Directed by John Francis Daley and Jonathan Goldstein | Written by Mark Perez | 100 mins | on Netflix
There’s a scene in this picture where a suburban couple, Max (Jason Bateman) and Annie (Rachel McAdams), work to remove a bullet from Max’s arm. They’re entirely incompetent, and worse, they can barely keep from tossing their cookies. It was then, at the end of the first act, that I lost track of the frequency of my LOLzes.
Game Night is a superior mainstream comedy. If, having read about it, it sounds to you like a cheerier version of the 1997 David Fincher picture, The Game, you’re not entirely wrong.

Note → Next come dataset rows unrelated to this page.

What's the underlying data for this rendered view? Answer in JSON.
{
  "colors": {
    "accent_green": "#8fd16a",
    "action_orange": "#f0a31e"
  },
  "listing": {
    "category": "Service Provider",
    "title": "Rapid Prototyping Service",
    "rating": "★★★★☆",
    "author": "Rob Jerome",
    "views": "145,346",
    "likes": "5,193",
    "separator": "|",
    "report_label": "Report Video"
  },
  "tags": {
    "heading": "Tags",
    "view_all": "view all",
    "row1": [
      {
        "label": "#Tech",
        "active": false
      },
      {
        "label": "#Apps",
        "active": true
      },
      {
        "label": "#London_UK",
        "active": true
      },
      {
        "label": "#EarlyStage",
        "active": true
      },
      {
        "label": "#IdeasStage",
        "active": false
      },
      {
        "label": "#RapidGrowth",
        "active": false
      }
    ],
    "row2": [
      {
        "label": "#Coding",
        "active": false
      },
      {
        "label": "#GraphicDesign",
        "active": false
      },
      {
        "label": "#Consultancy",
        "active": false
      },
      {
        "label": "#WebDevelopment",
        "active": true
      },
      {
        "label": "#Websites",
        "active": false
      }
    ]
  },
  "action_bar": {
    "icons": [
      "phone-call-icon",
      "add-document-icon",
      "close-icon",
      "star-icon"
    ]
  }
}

Max and Annie are hardcore gamers and pathologically competitive. They have regular game nights with their close friends Kevin, Michelle, and Ryan (Lamorne Morris, Kylie Bunbury, and Billy Magnussen), and whoever Ryan’s dating at the time. They try and hide these get-togethers from their neighbour, Gary (the excellent Jesse Plemons), who’s the creepy ex-husband of a friend of theirs. On the evening in question, the friends—plus Ryan’s work-pal, Sarah (Sharon Horgan)—head over to Brooks’ place for Game Night. Brooks (Kyle Chandler) is Max’s brother, a good-looking, successful dude who aims to up the game night stakes and bring in a murder-mystery element to the good times. What the friends don’t know is Brooks has made some enemies, and when two actual thugs break in and take him away, our gamers figure it’s all part of the act.
Fortunately, it doesn’t take them long to find out there’s a lot more going on here, triggering a chase across the unnamed city (mostly in and around Atlanta, Georgia) trying to catch up with Brooks and tracking down the MacGuffin the kidnappers want in exchange for his life.
Bateman and McAdams make a terrific team, both committing to their bits and playing well off each other. The key problem in their life is that they want to get pregnant, but the stress Max feels in competition with his more successful brother is inhibiting his swimmers’ modality. This whole motivational subplot feels tired and predictable, but it doesn’t detract from the zippy dialogue and frequent gags that enliven the rest of the picture. More fun are Kevin and Michelle’s bickering around the celebrity Michelle supposedly slept with, and Ryan and Sarah’s possible romance, despite his being thick as a plank, along with a healthy, though not distracting, pop-culture and zeiteist-mining sensibility in the script.
There’s something in the energy here that reminds me of the solid comedies of the 1980s, everything from Adventures In Babysitting to Risky Business. It’s in the better-than-they-need-to-be performances and action sequences—check out the mid-movie car chase, more creatively shot than any I’ve seen recently outside a Fast & Furious movie or maybe Baby Driver. It also has a pulsing soundtrack from the ever reliable electrosmith Cliff Martinez, whose work scoring Solaris and Drive helped elevate those films immeasurably.
Too many Hollywood comedies forget that a little style goes a long way, but Daley and Goldstein do well to remember. It makes Game Night a keeper.